Вообще «земная жизнь есть процесс перерождения», - считает писатель. При этом одни «перерождаются слишком скоро и заметно, другие незаметно». В идеале же человек возрастает в полноту бытия в Боге. И возможность обрести всю эту полноту, обрести рай (который есть в мире и теперь) потенциально имеет каждый человек. Царство террориста – революционера Нечаева — это царство бесов, одержимых, потерявших рассудок людей. Они мечтают об «органическом перерождении» — в безликое равенство, как говорит Петруша: «даже красивые очень лицом мужчины или женщины не должны быть допускаемы» Кириллов же пытается переродить человечество с помощью идеи о «несуществовании» Бога. Собственным самоубийством он желает освободить человечество.
Истинность реализма Достоевского заключается и в том, каким уникальным образом сходятся его герои на страницах произведения: вне времени и пространства, как две бесконечности и беспредельности. «Скрещиваются их сознания с их мирами, скрещиваются их целостные кругозоры. В точке пересечения их кругозоров лежат кульминационные пункты романа», - утверждает М.М.Бахтин.
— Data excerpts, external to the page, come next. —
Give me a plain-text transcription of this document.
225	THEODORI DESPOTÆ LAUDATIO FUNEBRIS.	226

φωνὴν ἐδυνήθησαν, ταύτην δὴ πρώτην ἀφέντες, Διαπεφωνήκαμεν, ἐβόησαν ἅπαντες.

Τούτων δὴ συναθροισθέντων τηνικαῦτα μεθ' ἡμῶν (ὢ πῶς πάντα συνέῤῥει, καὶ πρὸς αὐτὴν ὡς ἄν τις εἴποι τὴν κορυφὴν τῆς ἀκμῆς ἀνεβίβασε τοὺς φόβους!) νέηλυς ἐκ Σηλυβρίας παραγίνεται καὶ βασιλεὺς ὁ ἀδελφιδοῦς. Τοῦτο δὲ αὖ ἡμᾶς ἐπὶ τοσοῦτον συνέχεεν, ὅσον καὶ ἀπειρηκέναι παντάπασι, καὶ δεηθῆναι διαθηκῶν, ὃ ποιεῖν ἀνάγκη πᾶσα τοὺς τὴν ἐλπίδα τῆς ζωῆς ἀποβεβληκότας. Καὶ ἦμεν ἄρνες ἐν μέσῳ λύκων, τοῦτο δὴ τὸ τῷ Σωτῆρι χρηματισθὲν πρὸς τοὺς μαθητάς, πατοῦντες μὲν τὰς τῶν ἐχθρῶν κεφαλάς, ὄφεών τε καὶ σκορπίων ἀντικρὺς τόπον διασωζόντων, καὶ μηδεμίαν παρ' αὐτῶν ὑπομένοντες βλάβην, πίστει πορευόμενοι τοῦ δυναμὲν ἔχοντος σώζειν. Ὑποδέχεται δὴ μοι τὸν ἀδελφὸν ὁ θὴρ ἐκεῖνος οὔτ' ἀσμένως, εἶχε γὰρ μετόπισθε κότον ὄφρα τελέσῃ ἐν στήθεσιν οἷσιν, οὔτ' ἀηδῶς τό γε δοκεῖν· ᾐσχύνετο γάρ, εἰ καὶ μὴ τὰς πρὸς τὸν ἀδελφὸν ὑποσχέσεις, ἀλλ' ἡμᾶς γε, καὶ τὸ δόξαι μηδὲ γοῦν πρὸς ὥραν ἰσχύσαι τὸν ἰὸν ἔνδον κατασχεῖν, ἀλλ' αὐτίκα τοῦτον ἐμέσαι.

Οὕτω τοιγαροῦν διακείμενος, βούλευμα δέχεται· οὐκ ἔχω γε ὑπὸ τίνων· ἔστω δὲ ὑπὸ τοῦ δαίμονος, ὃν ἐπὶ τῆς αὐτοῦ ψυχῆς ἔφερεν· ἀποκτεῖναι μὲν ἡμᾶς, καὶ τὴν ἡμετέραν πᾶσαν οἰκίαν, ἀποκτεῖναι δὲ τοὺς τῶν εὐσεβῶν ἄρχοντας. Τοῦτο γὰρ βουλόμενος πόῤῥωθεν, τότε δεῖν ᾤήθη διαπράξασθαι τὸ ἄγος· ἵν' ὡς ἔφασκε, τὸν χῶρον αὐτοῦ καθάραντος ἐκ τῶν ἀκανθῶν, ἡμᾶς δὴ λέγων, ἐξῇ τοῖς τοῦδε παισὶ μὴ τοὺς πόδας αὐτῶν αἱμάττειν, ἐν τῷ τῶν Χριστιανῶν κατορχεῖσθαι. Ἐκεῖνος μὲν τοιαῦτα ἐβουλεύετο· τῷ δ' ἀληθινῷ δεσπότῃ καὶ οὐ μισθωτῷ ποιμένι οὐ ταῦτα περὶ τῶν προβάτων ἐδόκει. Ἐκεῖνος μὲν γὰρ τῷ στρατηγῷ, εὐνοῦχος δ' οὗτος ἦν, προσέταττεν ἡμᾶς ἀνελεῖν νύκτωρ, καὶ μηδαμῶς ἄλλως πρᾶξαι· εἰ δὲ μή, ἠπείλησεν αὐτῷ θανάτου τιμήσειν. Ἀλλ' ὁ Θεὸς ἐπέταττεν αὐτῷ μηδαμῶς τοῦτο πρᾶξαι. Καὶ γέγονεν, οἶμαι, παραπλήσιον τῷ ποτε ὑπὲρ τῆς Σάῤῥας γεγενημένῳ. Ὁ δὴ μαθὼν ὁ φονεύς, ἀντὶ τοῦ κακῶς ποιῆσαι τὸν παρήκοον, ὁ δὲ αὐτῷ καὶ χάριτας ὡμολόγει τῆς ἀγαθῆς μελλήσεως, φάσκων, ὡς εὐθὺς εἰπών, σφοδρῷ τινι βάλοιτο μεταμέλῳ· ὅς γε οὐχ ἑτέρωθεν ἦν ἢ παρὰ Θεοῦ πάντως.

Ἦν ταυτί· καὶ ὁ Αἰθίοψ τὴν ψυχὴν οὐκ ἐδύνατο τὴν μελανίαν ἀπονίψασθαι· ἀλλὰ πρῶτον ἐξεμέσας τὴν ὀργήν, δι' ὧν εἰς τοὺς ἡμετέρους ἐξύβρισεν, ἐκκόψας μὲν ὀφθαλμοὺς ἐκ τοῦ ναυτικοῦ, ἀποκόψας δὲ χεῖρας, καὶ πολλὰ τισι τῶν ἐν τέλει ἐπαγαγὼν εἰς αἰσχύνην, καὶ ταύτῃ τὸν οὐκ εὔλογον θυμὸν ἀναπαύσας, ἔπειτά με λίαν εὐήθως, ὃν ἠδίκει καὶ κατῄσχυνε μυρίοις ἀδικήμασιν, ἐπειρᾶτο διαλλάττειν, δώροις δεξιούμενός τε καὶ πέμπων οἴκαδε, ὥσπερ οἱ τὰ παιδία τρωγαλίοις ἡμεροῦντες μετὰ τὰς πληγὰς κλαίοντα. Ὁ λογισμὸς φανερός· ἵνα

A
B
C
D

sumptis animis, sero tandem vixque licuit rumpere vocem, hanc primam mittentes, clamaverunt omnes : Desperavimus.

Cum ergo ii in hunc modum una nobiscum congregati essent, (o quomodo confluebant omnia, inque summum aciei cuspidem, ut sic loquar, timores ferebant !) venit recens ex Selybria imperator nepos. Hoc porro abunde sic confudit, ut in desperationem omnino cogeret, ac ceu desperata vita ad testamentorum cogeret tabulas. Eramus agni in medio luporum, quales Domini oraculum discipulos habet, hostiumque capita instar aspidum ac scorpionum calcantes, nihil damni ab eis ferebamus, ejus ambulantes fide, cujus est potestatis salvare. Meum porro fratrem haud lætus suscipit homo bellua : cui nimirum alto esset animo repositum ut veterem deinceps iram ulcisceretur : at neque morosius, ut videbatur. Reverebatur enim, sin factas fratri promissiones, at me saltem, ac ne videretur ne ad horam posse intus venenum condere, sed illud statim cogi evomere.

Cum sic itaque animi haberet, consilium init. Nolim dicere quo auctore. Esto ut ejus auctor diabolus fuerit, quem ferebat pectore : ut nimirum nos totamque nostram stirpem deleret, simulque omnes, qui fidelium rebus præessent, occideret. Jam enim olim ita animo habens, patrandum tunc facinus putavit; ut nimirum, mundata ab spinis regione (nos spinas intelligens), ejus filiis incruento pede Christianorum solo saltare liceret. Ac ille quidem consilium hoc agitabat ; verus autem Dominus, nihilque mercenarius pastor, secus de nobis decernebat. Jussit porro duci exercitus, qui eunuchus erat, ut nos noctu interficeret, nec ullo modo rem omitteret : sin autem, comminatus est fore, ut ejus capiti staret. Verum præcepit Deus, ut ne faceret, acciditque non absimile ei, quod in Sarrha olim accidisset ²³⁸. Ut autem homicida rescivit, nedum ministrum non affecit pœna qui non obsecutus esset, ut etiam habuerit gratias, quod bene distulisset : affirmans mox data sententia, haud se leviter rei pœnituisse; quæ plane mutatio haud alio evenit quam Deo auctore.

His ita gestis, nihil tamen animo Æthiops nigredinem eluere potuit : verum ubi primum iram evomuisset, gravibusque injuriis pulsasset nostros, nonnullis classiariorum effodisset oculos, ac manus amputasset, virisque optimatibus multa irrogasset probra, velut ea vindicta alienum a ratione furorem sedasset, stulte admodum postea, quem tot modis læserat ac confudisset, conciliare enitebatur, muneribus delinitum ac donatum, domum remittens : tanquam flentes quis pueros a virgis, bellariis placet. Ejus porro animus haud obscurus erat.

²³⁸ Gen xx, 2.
Романные скрепы находятся за рамками сюжета, делая произведения Достоевского непохожими ни на одни другие.
Достоевский в своей записной книжке дает замечательное определение особенностей своего художественного творчества: "При полном реализме найти человека в человеке». Его художественные методы изображения внутреннего человека, "человека в человеке", по своему объективизму остаются образцовыми для всякой эпохи и при всякой идеологии.
Примечания:
Бахтин М. М. Проблемы поэтики Достоевского, с. 146.
Биография, письма и заметки из записной книжки Достоевского. СПб.,
Достоевский Ф.М. Бесы: Роман / Вступ. Ст., примеч. Н.будановой. – Л.: Худож. Лит., 1989. – 672 с.
Касаткина Т.А.О творящей природе слова. Онтологичность слова в творчестве Ф.М. Достоевского как основа «реализма в высшем смысле». М., 2004
Степанян К. А. Явление и диалог в романах Ф. М. Достоевского. СПб.: Крига, 2010. — 400 с.